Despite Ravino claiming to have started work with the site in December 2009, the first evidence was only March 2011. Although Ravino had purchased the domain on 8 June 2010, it took a while until the site was up and running, and Mr Zucker could show that on 6 September 2010, the site was not yet running. Indeed, it wasn’t clear from Ravino’s testimony when the site actually went up. The first evidence that Ravino could supply of using the mark was on 12 April 2011 in correspondence with clients. In consequence of this, there was no evidence of Ravino using the mark until March or April 2011, which was fairly close to when his application was submitted. Although there was some evidence of use in 2011 and 2012, the amount of use that Ravino could show was very small.
In contrast, Zucker was interviewed on television on 15 November 2010. From the evidence it appears that Mr Zucker was using the mark during the second half of 2010, whereas Ravino was using the mark in 2011. Ms Bracha could not see a clear advantage to either side in terms of amount of use and period of use.
Likewise, she could not see signs of inequitable behaviour on the part of either applicant.
Under Section 30(a) of the trademark regulations, in cases of equitable behaviour, the commissioner is able to allow coexistence. Despite Mr Ravino’s objections, she could not see a reason to allow the two marks to coexist since they included graphical elements, were coloured and were very different.

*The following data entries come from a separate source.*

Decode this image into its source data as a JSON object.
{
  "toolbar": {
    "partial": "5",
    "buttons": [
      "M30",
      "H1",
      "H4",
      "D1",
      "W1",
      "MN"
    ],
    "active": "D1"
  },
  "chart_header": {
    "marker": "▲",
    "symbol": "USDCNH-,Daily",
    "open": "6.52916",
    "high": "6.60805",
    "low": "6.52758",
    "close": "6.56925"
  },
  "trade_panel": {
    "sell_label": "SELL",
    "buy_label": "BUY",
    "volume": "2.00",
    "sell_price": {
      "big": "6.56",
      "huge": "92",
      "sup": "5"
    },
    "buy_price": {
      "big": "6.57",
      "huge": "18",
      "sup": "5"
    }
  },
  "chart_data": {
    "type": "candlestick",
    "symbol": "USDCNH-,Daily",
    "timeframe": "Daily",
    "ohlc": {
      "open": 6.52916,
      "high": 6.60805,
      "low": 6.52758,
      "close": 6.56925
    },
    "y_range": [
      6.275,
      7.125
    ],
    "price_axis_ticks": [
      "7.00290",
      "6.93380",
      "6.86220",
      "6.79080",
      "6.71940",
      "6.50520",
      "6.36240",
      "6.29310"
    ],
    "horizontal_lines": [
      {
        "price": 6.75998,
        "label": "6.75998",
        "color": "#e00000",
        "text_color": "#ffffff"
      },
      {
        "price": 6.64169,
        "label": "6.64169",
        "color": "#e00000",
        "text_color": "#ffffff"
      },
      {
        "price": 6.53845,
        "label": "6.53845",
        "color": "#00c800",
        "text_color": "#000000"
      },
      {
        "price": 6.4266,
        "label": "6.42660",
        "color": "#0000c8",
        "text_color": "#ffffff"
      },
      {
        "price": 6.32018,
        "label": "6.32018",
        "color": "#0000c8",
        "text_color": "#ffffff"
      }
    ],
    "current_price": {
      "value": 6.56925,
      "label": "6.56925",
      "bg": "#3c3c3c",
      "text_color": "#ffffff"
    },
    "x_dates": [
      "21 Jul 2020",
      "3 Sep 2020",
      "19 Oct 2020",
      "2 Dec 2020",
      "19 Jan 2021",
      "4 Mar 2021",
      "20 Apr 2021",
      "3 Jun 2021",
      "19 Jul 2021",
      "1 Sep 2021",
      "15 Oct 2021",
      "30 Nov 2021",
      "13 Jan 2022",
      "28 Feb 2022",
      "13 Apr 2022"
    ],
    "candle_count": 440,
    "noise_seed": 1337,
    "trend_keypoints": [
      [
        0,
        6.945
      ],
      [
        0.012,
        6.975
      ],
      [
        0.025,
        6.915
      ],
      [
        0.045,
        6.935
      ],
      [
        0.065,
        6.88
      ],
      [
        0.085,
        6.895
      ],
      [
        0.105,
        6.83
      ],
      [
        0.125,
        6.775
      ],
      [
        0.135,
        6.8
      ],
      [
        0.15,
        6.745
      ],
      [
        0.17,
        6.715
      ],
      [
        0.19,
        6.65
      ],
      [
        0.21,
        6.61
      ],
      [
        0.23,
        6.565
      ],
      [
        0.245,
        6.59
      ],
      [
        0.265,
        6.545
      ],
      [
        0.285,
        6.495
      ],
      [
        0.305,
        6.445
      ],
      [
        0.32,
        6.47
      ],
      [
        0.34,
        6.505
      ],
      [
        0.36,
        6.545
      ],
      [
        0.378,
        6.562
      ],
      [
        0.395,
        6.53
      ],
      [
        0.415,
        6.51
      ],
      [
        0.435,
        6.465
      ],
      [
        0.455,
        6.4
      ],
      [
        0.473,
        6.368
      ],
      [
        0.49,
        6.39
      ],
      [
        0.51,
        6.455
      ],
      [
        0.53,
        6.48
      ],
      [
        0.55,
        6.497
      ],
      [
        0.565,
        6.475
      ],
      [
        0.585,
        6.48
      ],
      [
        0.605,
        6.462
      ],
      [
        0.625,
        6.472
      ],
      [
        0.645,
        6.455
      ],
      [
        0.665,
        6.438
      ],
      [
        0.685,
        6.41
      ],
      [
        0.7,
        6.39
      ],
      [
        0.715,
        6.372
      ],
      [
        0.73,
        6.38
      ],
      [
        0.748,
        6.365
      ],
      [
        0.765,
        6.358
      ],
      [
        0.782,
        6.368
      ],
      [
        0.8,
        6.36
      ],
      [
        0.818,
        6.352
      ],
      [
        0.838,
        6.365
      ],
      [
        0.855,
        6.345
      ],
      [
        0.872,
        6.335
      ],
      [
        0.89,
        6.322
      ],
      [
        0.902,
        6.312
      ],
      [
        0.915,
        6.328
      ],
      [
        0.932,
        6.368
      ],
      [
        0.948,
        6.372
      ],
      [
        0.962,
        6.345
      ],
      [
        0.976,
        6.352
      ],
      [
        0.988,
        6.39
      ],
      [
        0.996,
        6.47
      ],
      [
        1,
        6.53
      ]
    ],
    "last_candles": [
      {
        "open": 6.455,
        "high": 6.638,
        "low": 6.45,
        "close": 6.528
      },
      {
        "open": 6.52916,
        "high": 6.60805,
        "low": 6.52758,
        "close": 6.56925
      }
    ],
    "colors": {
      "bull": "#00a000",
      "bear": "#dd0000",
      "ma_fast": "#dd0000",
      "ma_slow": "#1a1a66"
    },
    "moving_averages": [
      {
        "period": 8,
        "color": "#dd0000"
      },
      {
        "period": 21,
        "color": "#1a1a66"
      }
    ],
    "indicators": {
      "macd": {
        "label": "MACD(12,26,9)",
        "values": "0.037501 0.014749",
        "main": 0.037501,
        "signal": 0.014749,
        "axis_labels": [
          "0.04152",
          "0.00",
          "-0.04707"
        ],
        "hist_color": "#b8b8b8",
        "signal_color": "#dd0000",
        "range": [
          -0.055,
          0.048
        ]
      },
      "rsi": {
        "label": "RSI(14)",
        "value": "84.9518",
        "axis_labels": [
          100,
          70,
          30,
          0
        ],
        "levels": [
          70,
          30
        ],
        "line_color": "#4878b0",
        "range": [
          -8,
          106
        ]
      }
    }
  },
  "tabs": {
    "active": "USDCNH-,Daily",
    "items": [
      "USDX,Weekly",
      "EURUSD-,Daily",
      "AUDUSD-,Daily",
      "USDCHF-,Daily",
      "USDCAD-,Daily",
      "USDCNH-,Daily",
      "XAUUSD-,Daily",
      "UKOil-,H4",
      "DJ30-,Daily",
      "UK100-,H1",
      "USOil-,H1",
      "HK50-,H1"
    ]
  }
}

Furthermore, the similar part is descriptive and therefore inherently unregisterable, so there was no justification in awarding it solely to one party or the other.
Finally, although both services were related to taxi related internet services, they were different. Zucker provides internet access to his clients, whereas Ravino provides a taxi ordering service over the internet. Notably, neither side showed evidence of client confusion.
In conclusion, Mr Zucker was allowed to register his TM mark no. 232681 TAXI-NET מו-נט for providing internet access in taxies”. Whereas Mr Ravino was able to register his mark 238067, TAXINET for “taxi transportation services.